The widow of a man killed on a "smart motorway" plans to sue Highways England for corporate manslaughter.
Jason Mercer, 44, died on 7 June on the M1 near Sheffield, where the hard shoulder is now an active lane.
He was involved in a minor collision but when he and the other driver got out to exchange details they were hit by a lorry. Both died at the scene.
His widow, Claire Mercer, said Highways England must reconsider using hard shoulders as live lanes.
The other driver was 22-year-old Alexandru Murgeanu from Mansfield.
Ms Mercer, from Rotherham, said she "fell to the floor" when a police officer told her her husband was dead.
Two months later she is calling on Highways England to outlaw all-lane running and bring back hard shoulders.

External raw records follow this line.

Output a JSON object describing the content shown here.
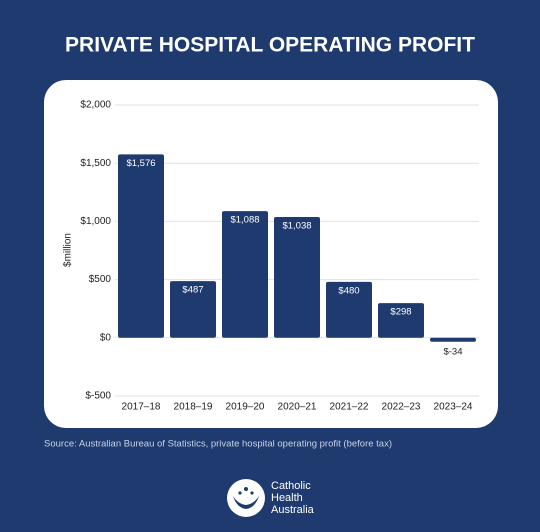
{
  "chart_data": {
    "type": "bar",
    "title": "PRIVATE HOSPITAL OPERATING PROFIT",
    "y_label": "$million",
    "categories": [
      "2017–18",
      "2018–19",
      "2019–20",
      "2020–21",
      "2021–22",
      "2022–23",
      "2023–24"
    ],
    "values": [
      1576,
      487,
      1088,
      1038,
      480,
      298,
      -34
    ],
    "value_labels": [
      "$1,576",
      "$487",
      "$1,088",
      "$1,038",
      "$480",
      "$298",
      "$-34"
    ],
    "color": "#1f3a6e",
    "ylim": [
      -500,
      2000
    ],
    "yticks": [
      {
        "value": -500,
        "label": "$-500"
      },
      {
        "value": 0,
        "label": "$0"
      },
      {
        "value": 500,
        "label": "$500"
      },
      {
        "value": 1000,
        "label": "$1,000"
      },
      {
        "value": 1500,
        "label": "$1,500"
      },
      {
        "value": 2000,
        "label": "$2,000"
      }
    ],
    "grid": true,
    "source": "Source: Australian Bureau of Statistics, private hospital operating profit (before tax)"
  },
  "logo": {
    "lines": [
      "Catholic",
      "Health",
      "Australia"
    ]
  }
}
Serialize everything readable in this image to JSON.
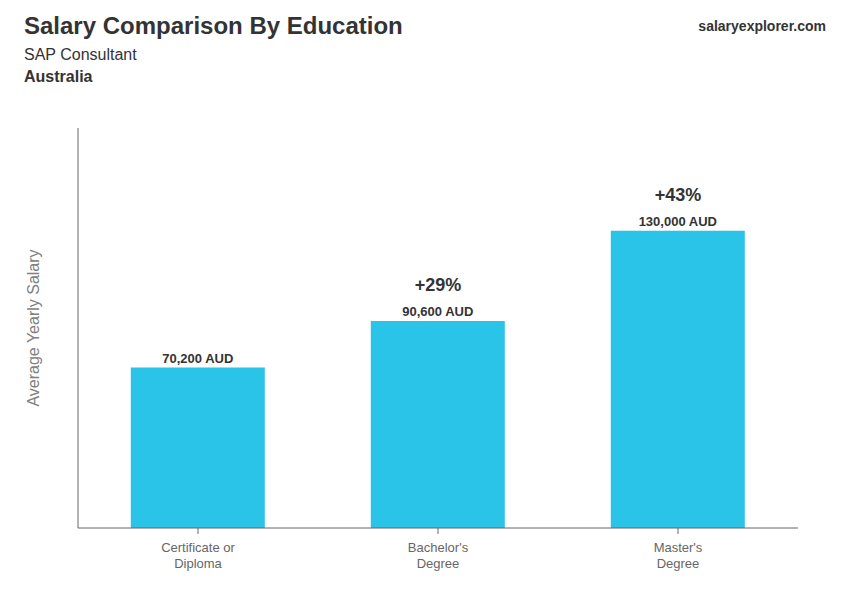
{
  "chart_data": {
    "type": "bar",
    "title": "Salary Comparison By Education",
    "subtitle": [
      "SAP Consultant",
      "Australia"
    ],
    "source": "salaryexplorer.com",
    "y_label": "Average Yearly Salary",
    "categories": [
      "Certificate or\nDiploma",
      "Bachelor's\nDegree",
      "Master's\nDegree"
    ],
    "values": [
      70200,
      90600,
      130000
    ],
    "value_labels": [
      "70,200 AUD",
      "90,600 AUD",
      "130,000 AUD"
    ],
    "data_labels": true,
    "annotations": [
      "+29%",
      "+43%"
    ],
    "color": "#29c4e8",
    "ylim": [
      0,
      175000
    ],
    "tick_labels": "x",
    "grid": false
  }
}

"Highways England failed in their duty of care to my husband and several other people and I'm encouraging others to take the same path as me," she said.
"I want the whole [smart motorway] system stopping with immediate effect while independent bodies analyse the facts."
Jason Mercer and three others have died in the past year between junction 31 and 35 of the M1 where there is no hard shoulder.
Sixteen miles of the M1 in South Yorkshire, between Meadowhall and Woodall, have had the hard shoulder replaced every mile or so by a refuge area.
Highways England said overhead gantries advise drivers to move away from a blocked lane.
But vehicles can become stranded in live running lanes if they are not near a refuge area when they have to stop.
There are two types of Smart motorway in the UK. The first is where the hard shoulder is opened to traffic when it's really busy, often cutting speed limits at the same time.
They've been around since 2006 and statistics show they ease congestion and cut accidents, because it's easier to control the traffic. Sensors in the road detect how busy the motorway is and overhead gantries with matrix signs attached declare when the hard shoulder is open.
"All-lane running" is different. It's where the hard shoulder is open all the time, effectively converting a three lane motorway into a four lane one.
For the government it's a cheaper way of increasing road capacity without completely rebuilding a motorway, which would involve widening bridges and junctions.
But a report from the Transport Select Committee in 2016 called for a halt to "all-lane running" schemes, saying there are major safety concerns.
The Department for Transport said "all-lane running" was designed to be as safe as ordinary motorways.
By Spencer Stokes, BBC Yorkshire Business Correspondent
Highways England chief highway engineer Mike Wilson said safety was "top priority".
He said the UK's motorways are among the very safest roads in the world, and the latest generation of smart motorways have reduced casualty rates by over 25%.
"We will continue to evaluate all lane running schemes and work closely with all the emergency services to ensure safety is maintained," Highways England said.
"Evidence shows where all-lane running has been introduced, there have been fewer collisions and congestion has reduced despite an increased number of vehicles using them."
A 39-year-old man from Hull was arrested over the collision and has been released on bail pending further enquiries.